Immunotherapies Can Include Negative Side Effects
In general, the potential side effects of some immunotherapies are less harsh than those that accompany chemotherapy or radiation treatment, often allowing patients to continue their regular day-to-day routines. However, sometimes immunotherapy patients find that their immune systems become overstimulated, which can lead to complications. “If you spark an immune response, sometimes you can’t control it,” said Priceman. “This can lead to autoimmune disease, susceptibility to certain infections, or even death, in instances where you’ve unleashed the power of the immune system with no control mechanisms. You’ve released the brake, but you can’t control the acceleration.”
Other, more common side effects, which can include diarrhea, flu-like symptoms or fatigue, can often be regulated by doctors, either through an adjustment in medication or the addition of other medicines that can help patients continue their immunotherapy treatments.
The Future of Immunotherapy
As research in immunotherapy continues, new treatment possibilities continue to emerge. One of the first priorities is determining if certain types of cancers have immune system checkpoints that haven’t been identified.
“Checkpoint inhibitors generally don’t work for prostate cancer or pancreatic cancer, possibly because there’s a ‘brake’ that we simply haven’t identified yet,” said Priceman. “We consider these types of cancers ‘immunologically cold,’ which means they typically don’t initiate a response from the immune system, so there’s no checkpoint inhibiting to be done. But even the cancers that we think of as immunologically cold may in fact be triggering brakes that we just haven’t identified yet.” Identifying these checkpoints, combined with potentially starting immunotherapy earlier in treatment, may lead to additional breakthroughs.
“Immunotherapy is still a late-stage strategy,” Priceman explained.
“We’re still trying to evaluate what the earliest responses to cancer are in the immune system. There are trials where immunotherapy is combined earlier in treatment with traditional chemotherapy or radiation, to make it more of a first-line therapy, and those have been encouraging. In the shorter term, we’re trying to get better responses to immunotherapy in solid tumors, such as prostate and breast cancer. That’s our biggest challenge right now. With the successes we’ve seen for blood cancers with CAR T cell immunotherapy, we believe we can achieve similar outcomes for intractable solid tumors.”

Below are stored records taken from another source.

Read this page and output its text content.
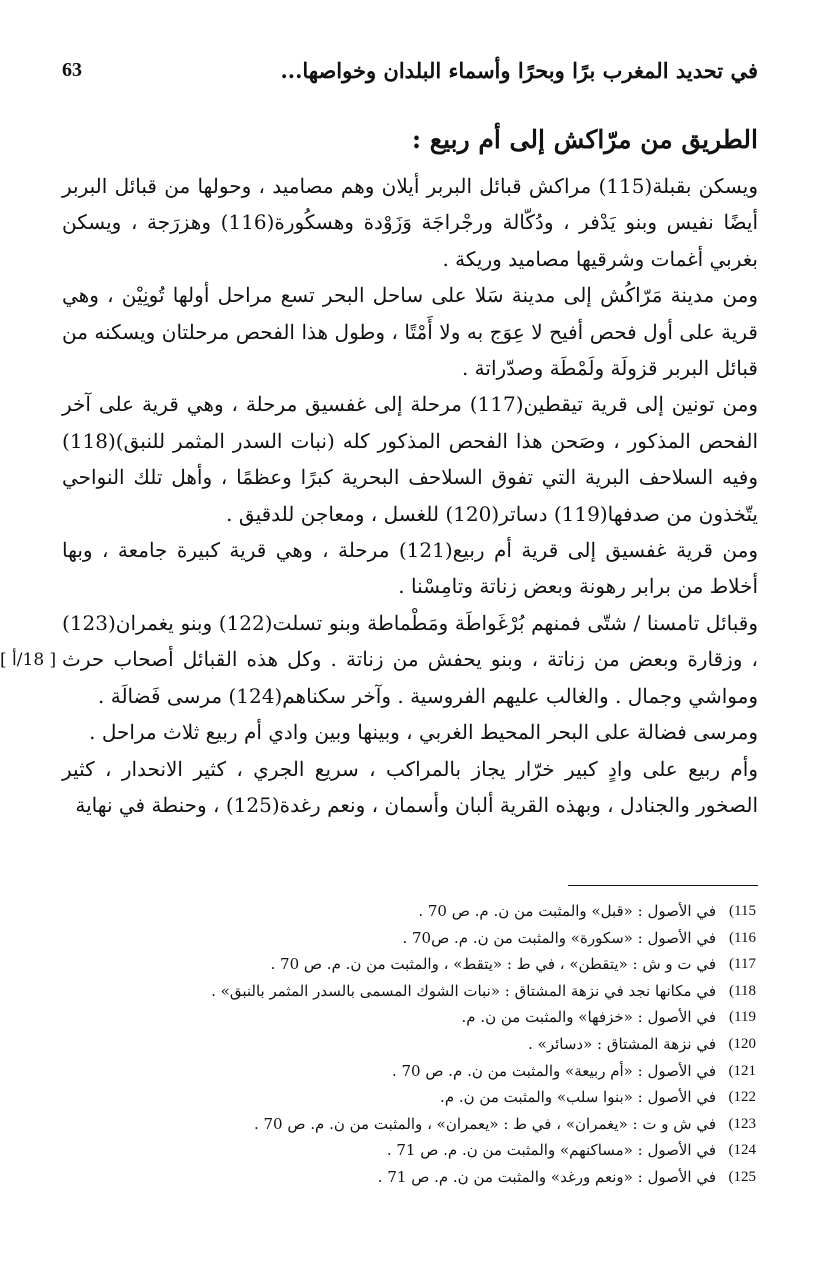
في تحديد المغرب برًا وبحرًا وأسماء البلدان وخواصها...
63
الطريق من مرّاكش إلى أم ربيع :

ويسكن بقبلة(115) مراكش قبائل البربر أيلان وهم مصاميد ، وحولها من قبائل البربر أيضًا نفيس وبنو يَدْفر ، ودُكّالة ورجْراجَة وَزَوْدة وهسكُورة(116) وهزرَجة ، ويسكن بغربي أغمات وشرقيها مصاميد وريكة .

ومن مدينة مَرّاكُش إلى مدينة سَلا على ساحل البحر تسع مراحل أولها تُونِيْن ، وهي قرية على أول فحص أفيح لا عِوَج به ولا أَمْتًا ، وطول هذا الفحص مرحلتان ويسكنه من قبائل البربر قزولَة ولَمْطَة وصدّراتة .

ومن تونين إلى قرية تيقطين(117) مرحلة إلى غفسيق مرحلة ، وهي قرية على آخر الفحص المذكور ، وصَحن هذا الفحص المذكور كله (نبات السدر المثمر للنبق)(118) وفيه السلاحف البرية التي تفوق السلاحف البحرية كبرًا وعظمًا ، وأهل تلك النواحي يتّخذون من صدفها(119) دساتر(120) للغسل ، ومعاجن للدقيق .

ومن قرية غفسيق إلى قرية أم ربيع(121) مرحلة ، وهي قرية كبيرة جامعة ، وبها أخلاط من برابر رهونة وبعض زناتة وتامِسْنا .

وقبائل تامسنا / شتّى فمنهم بُرْغَواطَة ومَطْماطة وبنو تسلت(122) وبنو يغمران(123) ، وزقارة وبعض من زناتة ، وبنو يحفش من زناتة . وكل هذه القبائل أصحاب حرث ومواشي وجمال . والغالب عليهم الفروسية . وآخر سكناهم(124) مرسى فَضالَة .

ومرسى فضالة على البحر المحيط الغربي ، وبينها وبين وادي أم ربيع ثلاث مراحل .

وأم ربيع على وادٍ كبير خرّار يجاز بالمراكب ، سريع الجري ، كثير الانحدار ، كثير الصخور والجنادل ، وبهذه القرية ألبان وأسمان ، ونعم رغدة(125) ، وحنطة في نهاية

[ 18/أ ]
115)
في الأصول : «قبل» والمثبت من ن. م. ص 70 .
116)
في الأصول : «سكورة» والمثبت من ن. م. ص70 .
117)
في ت و ش : «يتقطن» ، في ط : «يتقط» ، والمثبت من ن. م. ص 70 .
118)
في مكانها نجد في نزهة المشتاق : «نبات الشوك المسمى بالسدر المثمر بالنبق» .
119)
في الأصول : «خزفها» والمثبت من ن. م.
120)
في نزهة المشتاق : «دسائر» .
121)
في الأصول : «أم ربيعة» والمثبت من ن. م. ص 70 .
122)
في الأصول : «بنوا سلب» والمثبت من ن. م.
123)
في ش و ت : «يغمران» ، في ط : «يعمران» ، والمثبت من ن. م. ص 70 .
124)
في الأصول : «مساكنهم» والمثبت من ن. م. ص 71 .
125)
في الأصول : «ونعم ورغد» والمثبت من ن. م. ص 71 .
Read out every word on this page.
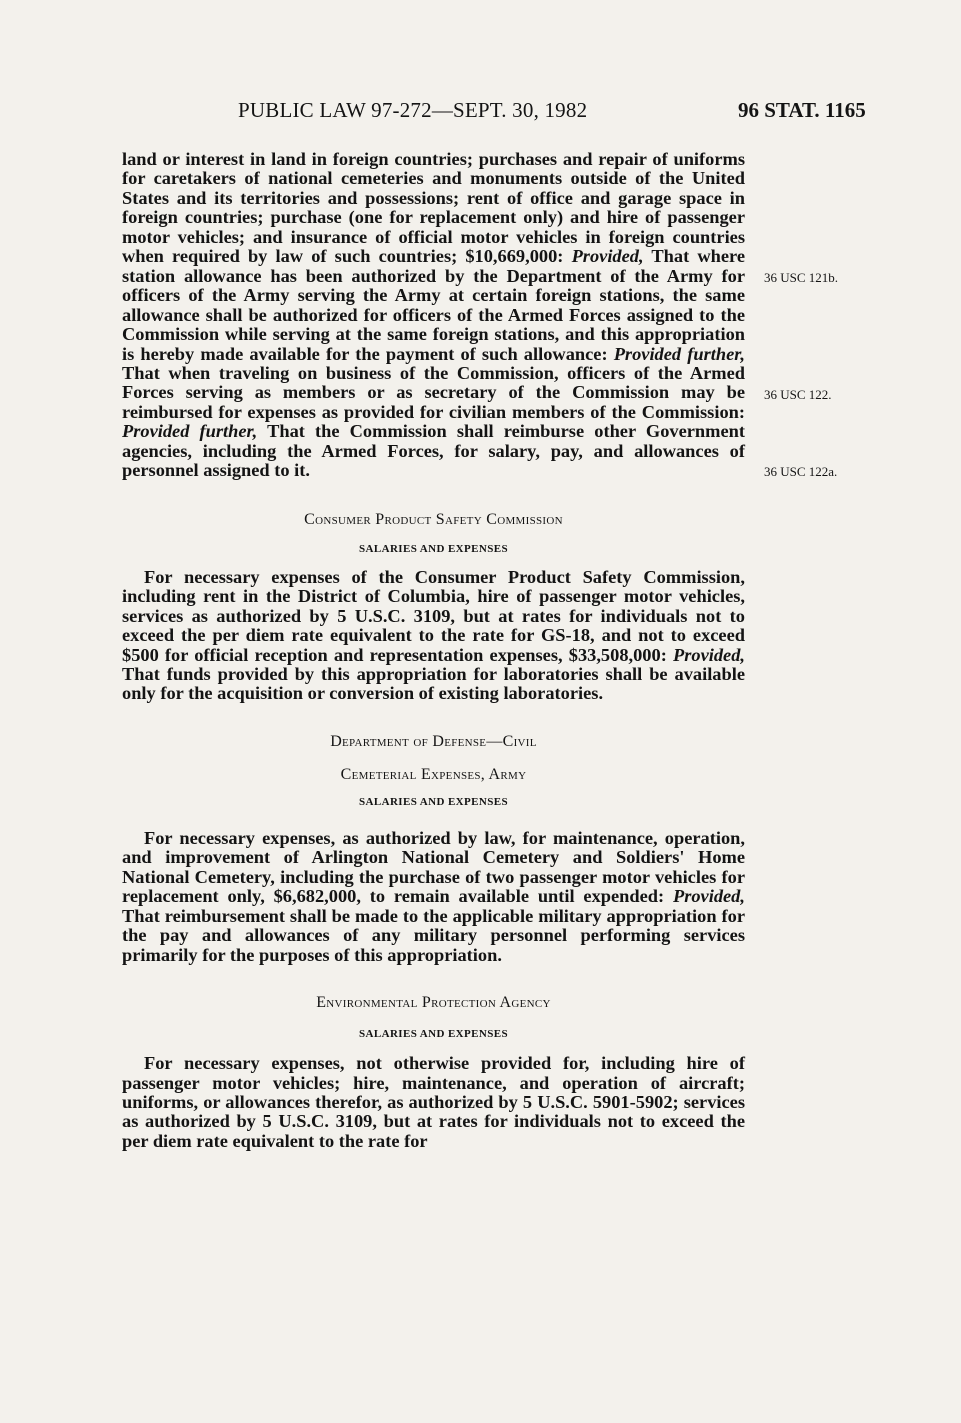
PUBLIC LAW 97-272—SEPT. 30, 1982	96 STAT. 1165

land or interest in land in foreign countries; purchases and repair of uniforms for caretakers of national cemeteries and monuments outside of the United States and its territories and possessions; rent of office and garage space in foreign countries; purchase (one for replacement only) and hire of passenger motor vehicles; and insurance of official motor vehicles in foreign countries when required by law of such countries; $10,669,000: Provided, That where station allowance has been authorized by the Department of the Army for officers of the Army serving the Army at certain foreign stations, the same allowance shall be authorized for officers of the Armed Forces assigned to the Commission while serving at the same foreign stations, and this appropriation is hereby made available for the payment of such allowance: Provided further, That when traveling on business of the Commission, officers of the Armed Forces serving as members or as secretary of the Commission may be reimbursed for expenses as provided for civilian members of the Commission: Provided further, That the Commission shall reimburse other Government agencies, including the Armed Forces, for salary, pay, and allowances of personnel assigned to it.

Consumer Product Safety Commission

SALARIES AND EXPENSES

For necessary expenses of the Consumer Product Safety Commission, including rent in the District of Columbia, hire of passenger motor vehicles, services as authorized by 5 U.S.C. 3109, but at rates for individuals not to exceed the per diem rate equivalent to the rate for GS-18, and not to exceed $500 for official reception and representation expenses, $33,508,000: Provided, That funds provided by this appropriation for laboratories shall be available only for the acquisition or conversion of existing laboratories.

Department of Defense—Civil

Cemeterial Expenses, Army

SALARIES AND EXPENSES

For necessary expenses, as authorized by law, for maintenance, operation, and improvement of Arlington National Cemetery and Soldiers' Home National Cemetery, including the purchase of two passenger motor vehicles for replacement only, $6,682,000, to remain available until expended: Provided, That reimbursement shall be made to the applicable military appropriation for the pay and allowances of any military personnel performing services primarily for the purposes of this appropriation.

Environmental Protection Agency

SALARIES AND EXPENSES

For necessary expenses, not otherwise provided for, including hire of passenger motor vehicles; hire, maintenance, and operation of aircraft; uniforms, or allowances therefor, as authorized by 5 U.S.C. 5901-5902; services as authorized by 5 U.S.C. 3109, but at rates for individuals not to exceed the per diem rate equivalent to the rate for

36 USC 121b.
36 USC 122.
36 USC 122a.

Researchers are also considering whether immunotherapy may be ultimately used to achieve an even greater goal: a vaccine.
“The ultimate goal is to use immunotherapy as a prophylactic, not to try to stop cancer, but to prevent it from ever occurring in the first place,” said Priceman. “We’d love to eventually see a true vaccine that gets administered to babies alongside rubella and measles that prevents cancer from ever occurring. At present, we are a long way away from that.”